Step 1: Build a reappointment application which includes attaching the current Delineation of Privileges (DOP) and a blank DOP department privilege form into the document 
Step 2: Scan and attach the old and new privilege forms into Echo 
Step 3: Build a notice of reappointment letter including a checklist of requirements
Step 4: Build a filter to pull reappointment: e-mail the application and DOPs to the providers

“We literally ‘pushed a button’ to e-mail the reappointment packets,” said Robbie. This process reduced the time commitment from 80 hours to just three!”

“Additionally,” continues Robbie, “the checklists in Echo provide easy access to the provider’s reappointment file. No more flipping pages to ensure all are received. As documents are received we check off the verification or checklist item. At a glance we can see what is needed to complete the file and we can send an e-mail to providers noting the items needed. We have saved additional staff time since we automated this process using checklists and e-mailing these notices.” 

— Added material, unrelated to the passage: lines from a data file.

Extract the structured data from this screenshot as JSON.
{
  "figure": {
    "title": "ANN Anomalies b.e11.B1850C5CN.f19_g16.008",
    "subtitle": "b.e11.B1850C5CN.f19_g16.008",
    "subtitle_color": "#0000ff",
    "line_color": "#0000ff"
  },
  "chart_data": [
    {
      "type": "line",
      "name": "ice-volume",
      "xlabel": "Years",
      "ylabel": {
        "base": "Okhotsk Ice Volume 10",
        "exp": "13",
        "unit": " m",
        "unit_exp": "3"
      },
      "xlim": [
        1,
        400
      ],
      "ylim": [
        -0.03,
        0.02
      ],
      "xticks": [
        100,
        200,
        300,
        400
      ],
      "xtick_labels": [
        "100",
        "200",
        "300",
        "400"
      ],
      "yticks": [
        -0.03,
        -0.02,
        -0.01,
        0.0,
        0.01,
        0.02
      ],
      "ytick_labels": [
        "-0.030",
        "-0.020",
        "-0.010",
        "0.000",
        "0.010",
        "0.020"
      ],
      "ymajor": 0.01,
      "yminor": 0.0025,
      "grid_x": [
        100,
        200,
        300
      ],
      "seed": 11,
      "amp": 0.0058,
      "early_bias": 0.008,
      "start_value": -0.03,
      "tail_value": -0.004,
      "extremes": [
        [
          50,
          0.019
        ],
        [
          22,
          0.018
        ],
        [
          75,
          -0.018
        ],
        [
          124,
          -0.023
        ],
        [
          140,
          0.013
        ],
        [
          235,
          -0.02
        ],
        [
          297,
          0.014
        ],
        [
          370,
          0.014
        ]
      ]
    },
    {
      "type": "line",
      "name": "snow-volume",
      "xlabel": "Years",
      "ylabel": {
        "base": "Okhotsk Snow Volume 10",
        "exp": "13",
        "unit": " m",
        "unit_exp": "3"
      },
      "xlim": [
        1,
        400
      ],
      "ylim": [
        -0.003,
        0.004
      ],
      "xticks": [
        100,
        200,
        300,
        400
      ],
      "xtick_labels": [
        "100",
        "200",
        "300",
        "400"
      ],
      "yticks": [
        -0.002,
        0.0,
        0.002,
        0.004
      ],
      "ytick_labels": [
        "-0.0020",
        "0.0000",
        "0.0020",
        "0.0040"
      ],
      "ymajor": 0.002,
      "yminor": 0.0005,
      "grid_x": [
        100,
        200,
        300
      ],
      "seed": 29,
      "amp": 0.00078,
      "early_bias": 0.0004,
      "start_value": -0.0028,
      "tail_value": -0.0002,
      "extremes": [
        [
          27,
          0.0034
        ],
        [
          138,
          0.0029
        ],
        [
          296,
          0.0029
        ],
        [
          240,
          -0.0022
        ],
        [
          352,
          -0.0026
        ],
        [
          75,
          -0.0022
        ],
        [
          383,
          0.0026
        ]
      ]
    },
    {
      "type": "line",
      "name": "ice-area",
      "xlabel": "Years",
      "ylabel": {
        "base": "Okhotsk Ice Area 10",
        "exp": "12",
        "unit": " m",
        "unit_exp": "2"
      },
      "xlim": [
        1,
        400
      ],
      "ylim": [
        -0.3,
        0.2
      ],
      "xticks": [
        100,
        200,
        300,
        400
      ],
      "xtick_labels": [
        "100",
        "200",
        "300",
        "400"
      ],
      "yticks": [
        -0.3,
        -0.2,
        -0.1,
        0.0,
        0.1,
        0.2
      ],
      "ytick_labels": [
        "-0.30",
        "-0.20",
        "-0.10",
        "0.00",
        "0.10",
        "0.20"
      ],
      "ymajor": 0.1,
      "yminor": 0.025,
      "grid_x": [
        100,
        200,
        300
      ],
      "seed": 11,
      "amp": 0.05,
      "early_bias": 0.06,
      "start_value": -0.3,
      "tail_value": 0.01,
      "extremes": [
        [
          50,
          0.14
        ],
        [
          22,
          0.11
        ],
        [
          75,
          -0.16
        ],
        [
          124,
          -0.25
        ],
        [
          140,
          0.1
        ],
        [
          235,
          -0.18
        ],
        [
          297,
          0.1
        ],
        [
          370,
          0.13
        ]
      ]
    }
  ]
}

“An even greater time savings can be achieved when we move to the Echo Provider Assessment Portal,” says Robbie. “Instead of the Clinical Chiefs coming to our office and each spending upwards of 4 hours for packet review and sign off, they will be able to review each packet much more quickly and at their convenience — right from their computer.” 

Goal 4:

Use online application management to shorten on-boarding time The average time to move from completed application to review by the Medical Executive Committee and the Board of Trustees is 60 to 90 days. Robbie would like to shorten that process by streamlining the first step – getting a completed application and entering the data into Echo. “We’re just starting the move to online applications using EchoApps,” states Robbie. “We’ve had positive feedback about the easy to use pull-downs of all the Universities and Medical Schools. So far we’re saving about two and a half hours per application.” The EchoApps online application process is summarized below. Once the provider completes the application in EchoApps, EchoConnect brings the data into Echo, greatly reducing data entry time.

Goal 5:

Enhance the Peer Review Process Robbie describes the team’s Peer Review process improvement approach. “When we moved from our previous software to Echo, Echo was very helpful in transferring our data to the new environment. Although we don’t have the EchoAnalytics module, we do have Peer Review.